Understanding the molecular recognition of Bacteroides fragilis glycosphingolipids by Natural killer T-cell receptor (#315)

Praveena Thirunavukkarasu 1 , Sungwhan F. Oh 2 3 , Hee Bum Song 4 , Shankar Iyer 5 , Ji-Sun Yoo 3 , Changwon C. Lee 2 , Da-Jung Jung 3 , Jérôme Le Nours 1 , Hyunsoo Kim 4 , Yoon Soo Hwang 4 , Ledia Gebremedhin 3 , Deniz Erturk-Hasdemir 2 , Richard S. Blumberg 5 , Seung Bum Park 4 , Dennis L. Kasper 2 , Jamie Rossjohn 1 6 7
  1. Infection and Immunity program, Biochemistry and Molecular Biology, Biomedicine Discovery Institute, Monash University, Melbourne, Victoria, Australia
  2. Department of Immunology, Blavatnik Institute of Harvard Medical school, Boston, USA
  3. Center for Experimental Therapeutics and Reperfusion injury, Department of Anesthesiology, Perioperative and Pain Medicine, Brigham and Women's Hospital, Boston, USA
  4. CRI center for Chemical Proteomics, Department of Chemistry, Seoul National University, Seoul, Republic of Korea
  5. Division of Gastroenterology, Hepatology and Endoscopy, Department of Medicine, Brigham and Women’s Hospital, Boston, USA
  6. Institute of Infection and Immunity, Cardiff University, Heath Park, Cardiff, UK
  7. Australian Research Council Centre of Excellence for Advanced Molecular Imaging, Monash University, Australia, Melbourne, Victoria, Australia

The human gut microbiota is composed of more than 50% of Bacteroides species whose membranes are enriched in sphingolipids.
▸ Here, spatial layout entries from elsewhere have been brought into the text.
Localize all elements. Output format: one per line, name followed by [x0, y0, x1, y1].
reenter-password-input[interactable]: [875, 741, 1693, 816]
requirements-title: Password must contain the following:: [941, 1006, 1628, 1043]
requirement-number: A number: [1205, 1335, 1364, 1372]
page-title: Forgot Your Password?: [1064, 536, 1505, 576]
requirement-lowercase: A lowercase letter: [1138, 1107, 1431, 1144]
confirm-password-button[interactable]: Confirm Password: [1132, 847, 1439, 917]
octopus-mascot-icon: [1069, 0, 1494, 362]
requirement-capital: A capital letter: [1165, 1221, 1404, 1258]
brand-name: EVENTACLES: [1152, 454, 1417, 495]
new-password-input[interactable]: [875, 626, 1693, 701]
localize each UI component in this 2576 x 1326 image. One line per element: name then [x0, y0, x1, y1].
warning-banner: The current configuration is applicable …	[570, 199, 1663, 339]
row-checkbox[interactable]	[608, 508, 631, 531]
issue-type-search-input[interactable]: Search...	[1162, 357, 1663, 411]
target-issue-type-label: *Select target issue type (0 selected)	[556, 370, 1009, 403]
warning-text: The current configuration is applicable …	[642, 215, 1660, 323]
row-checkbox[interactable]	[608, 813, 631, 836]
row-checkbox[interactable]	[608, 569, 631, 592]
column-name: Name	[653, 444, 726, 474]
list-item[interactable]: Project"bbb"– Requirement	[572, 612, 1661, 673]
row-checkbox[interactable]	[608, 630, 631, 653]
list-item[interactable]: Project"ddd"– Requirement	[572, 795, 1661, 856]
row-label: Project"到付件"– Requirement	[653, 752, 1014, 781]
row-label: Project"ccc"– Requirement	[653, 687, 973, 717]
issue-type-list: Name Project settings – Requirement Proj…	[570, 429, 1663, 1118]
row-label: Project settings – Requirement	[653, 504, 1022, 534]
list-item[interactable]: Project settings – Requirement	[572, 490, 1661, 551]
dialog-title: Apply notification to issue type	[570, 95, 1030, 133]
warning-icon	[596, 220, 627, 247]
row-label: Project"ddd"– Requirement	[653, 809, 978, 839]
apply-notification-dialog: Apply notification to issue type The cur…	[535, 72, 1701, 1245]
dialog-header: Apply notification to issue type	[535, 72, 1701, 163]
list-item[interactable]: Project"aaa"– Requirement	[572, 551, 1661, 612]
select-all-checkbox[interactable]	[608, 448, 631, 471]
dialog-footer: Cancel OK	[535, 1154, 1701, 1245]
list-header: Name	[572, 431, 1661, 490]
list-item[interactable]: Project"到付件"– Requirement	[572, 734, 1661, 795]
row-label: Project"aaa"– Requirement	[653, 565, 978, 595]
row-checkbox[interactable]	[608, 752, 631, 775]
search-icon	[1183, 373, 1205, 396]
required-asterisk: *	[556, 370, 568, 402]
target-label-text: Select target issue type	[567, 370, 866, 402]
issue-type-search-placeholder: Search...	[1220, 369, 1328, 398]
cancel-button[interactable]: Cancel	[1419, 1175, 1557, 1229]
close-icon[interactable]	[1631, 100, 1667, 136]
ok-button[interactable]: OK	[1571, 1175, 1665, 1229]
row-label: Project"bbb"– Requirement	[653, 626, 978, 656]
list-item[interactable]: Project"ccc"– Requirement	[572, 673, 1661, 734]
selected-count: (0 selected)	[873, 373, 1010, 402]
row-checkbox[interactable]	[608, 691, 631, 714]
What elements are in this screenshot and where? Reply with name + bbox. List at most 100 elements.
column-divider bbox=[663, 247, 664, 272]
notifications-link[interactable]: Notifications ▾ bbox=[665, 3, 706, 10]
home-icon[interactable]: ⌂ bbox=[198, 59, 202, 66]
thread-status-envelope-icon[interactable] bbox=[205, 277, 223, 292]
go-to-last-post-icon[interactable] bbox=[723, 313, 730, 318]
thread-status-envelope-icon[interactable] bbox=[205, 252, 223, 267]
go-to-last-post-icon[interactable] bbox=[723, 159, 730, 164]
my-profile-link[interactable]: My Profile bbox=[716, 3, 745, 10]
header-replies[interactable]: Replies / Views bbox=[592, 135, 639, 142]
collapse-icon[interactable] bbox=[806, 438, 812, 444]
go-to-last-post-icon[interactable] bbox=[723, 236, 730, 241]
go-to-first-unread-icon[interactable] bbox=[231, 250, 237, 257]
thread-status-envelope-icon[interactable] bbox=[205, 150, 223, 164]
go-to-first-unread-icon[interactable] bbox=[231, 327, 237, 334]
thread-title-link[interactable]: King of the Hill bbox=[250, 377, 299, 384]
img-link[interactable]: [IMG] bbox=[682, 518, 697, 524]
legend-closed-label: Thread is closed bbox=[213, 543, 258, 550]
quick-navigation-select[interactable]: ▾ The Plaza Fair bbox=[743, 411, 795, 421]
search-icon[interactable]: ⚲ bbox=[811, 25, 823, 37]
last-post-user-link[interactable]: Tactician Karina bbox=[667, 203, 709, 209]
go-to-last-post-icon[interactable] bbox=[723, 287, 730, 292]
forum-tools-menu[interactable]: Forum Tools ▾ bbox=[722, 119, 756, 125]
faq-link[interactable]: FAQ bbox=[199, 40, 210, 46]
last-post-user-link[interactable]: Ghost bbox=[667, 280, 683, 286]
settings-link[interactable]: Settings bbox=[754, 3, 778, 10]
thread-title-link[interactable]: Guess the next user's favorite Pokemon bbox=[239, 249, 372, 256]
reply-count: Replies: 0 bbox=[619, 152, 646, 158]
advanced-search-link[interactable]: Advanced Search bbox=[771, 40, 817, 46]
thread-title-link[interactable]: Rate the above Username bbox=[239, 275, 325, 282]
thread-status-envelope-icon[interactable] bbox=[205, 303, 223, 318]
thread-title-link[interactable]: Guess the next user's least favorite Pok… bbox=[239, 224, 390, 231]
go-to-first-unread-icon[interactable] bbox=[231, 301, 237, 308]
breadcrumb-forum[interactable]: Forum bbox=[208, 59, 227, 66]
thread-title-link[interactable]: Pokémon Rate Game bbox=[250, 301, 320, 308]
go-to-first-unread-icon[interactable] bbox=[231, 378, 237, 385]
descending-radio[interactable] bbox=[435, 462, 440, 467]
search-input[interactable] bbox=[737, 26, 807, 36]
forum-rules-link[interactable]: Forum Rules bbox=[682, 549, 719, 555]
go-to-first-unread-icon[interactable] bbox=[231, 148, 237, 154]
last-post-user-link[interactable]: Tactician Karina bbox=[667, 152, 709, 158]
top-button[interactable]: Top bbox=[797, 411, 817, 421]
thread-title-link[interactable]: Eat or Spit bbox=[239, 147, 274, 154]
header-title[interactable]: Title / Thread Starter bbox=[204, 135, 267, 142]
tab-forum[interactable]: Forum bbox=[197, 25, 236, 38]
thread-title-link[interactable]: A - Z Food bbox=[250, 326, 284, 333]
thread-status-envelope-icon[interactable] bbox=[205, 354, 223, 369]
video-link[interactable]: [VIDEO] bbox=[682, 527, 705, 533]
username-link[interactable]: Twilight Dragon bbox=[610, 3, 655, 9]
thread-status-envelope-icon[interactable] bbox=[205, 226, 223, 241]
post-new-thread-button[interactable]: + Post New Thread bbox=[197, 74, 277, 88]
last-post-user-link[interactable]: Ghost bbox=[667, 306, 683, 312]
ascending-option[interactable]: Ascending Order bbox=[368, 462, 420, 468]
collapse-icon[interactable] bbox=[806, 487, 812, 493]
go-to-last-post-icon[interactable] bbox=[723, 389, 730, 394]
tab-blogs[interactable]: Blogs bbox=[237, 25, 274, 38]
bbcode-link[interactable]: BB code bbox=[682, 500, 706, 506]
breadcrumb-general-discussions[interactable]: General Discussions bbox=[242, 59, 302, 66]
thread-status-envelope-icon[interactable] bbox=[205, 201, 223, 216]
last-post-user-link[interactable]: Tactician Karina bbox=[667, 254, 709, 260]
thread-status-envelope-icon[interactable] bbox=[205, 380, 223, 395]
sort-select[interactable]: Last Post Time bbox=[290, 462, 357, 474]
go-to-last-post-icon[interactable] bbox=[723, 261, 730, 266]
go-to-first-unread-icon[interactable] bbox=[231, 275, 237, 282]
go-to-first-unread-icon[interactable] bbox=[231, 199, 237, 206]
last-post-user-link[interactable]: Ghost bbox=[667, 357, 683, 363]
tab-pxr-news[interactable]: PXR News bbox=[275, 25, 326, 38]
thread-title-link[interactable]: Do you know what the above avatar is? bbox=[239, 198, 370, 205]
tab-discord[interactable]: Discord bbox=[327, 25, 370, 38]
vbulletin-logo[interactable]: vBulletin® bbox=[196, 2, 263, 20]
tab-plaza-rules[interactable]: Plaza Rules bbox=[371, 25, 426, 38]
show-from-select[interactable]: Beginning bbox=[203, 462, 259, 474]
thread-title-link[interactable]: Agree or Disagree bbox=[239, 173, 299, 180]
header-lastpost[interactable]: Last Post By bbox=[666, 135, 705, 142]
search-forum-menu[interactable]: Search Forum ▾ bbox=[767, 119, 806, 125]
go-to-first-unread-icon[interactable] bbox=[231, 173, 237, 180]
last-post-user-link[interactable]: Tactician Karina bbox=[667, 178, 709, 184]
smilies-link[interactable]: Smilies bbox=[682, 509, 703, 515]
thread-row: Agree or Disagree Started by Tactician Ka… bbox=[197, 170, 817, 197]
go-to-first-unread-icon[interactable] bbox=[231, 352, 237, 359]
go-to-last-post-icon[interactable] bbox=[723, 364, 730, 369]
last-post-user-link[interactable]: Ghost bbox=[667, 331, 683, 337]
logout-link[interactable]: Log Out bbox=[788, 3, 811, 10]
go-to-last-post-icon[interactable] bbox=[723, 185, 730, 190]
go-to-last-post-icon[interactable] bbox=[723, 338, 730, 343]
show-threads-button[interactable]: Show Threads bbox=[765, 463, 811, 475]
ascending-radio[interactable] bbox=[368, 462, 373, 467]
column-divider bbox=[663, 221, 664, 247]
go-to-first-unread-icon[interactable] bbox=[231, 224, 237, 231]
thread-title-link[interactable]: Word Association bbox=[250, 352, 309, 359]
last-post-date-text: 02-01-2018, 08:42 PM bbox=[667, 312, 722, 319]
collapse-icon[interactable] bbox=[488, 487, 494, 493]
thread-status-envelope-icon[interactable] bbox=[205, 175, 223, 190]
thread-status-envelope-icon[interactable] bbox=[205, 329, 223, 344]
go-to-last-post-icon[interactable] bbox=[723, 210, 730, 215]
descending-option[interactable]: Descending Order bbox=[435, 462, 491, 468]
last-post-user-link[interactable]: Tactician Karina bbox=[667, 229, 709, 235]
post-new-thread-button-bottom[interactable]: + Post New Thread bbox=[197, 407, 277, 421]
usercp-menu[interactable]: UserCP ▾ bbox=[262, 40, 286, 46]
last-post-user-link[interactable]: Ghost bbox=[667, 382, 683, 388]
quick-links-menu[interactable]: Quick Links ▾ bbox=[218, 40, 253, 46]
In particular, Bacteroides fragilis produced glycosphingolipids termed as α-Galactosylceramides (α-GalCerBf) have the ability to activate both mouse and human type I Natural Killer T (NKT) cells. While they share key chemical similarities with the type I NKT cell marker antigen, α-Galactosylceramide (KRN7000), they possess distinctive structural features including short branched acyl chains with the variations in their hydroxyl group positions. Here, using X-ray crystallography, we have determined the crystal structures of four type I NKT TCR-mouse CD1d-lipid ternary complexes revealing a parallel docking mode of the TCR atop the F’-pocket of the antigen presenting molecule CD1d in recognising the presented bacterial sphingolipids. The measured binding affinities between the mouse CD1d presented sphingolipids and NKT TCR were observed to be in nanomolar range. As translation of results from benchside to bedside with KRN7000 has proven challenging, the study of these physiologically relevant α-GalCerBf lipids may open new avenues in designing novel immunomodulatory agents to achieve desired immune outcomes in various clinical conditions. Further, this study sheds light on the better understanding of the existing symbiotic relationship between the microbes producing these endogenous lipids and the host. This manuscript is currently under review in Cell journal.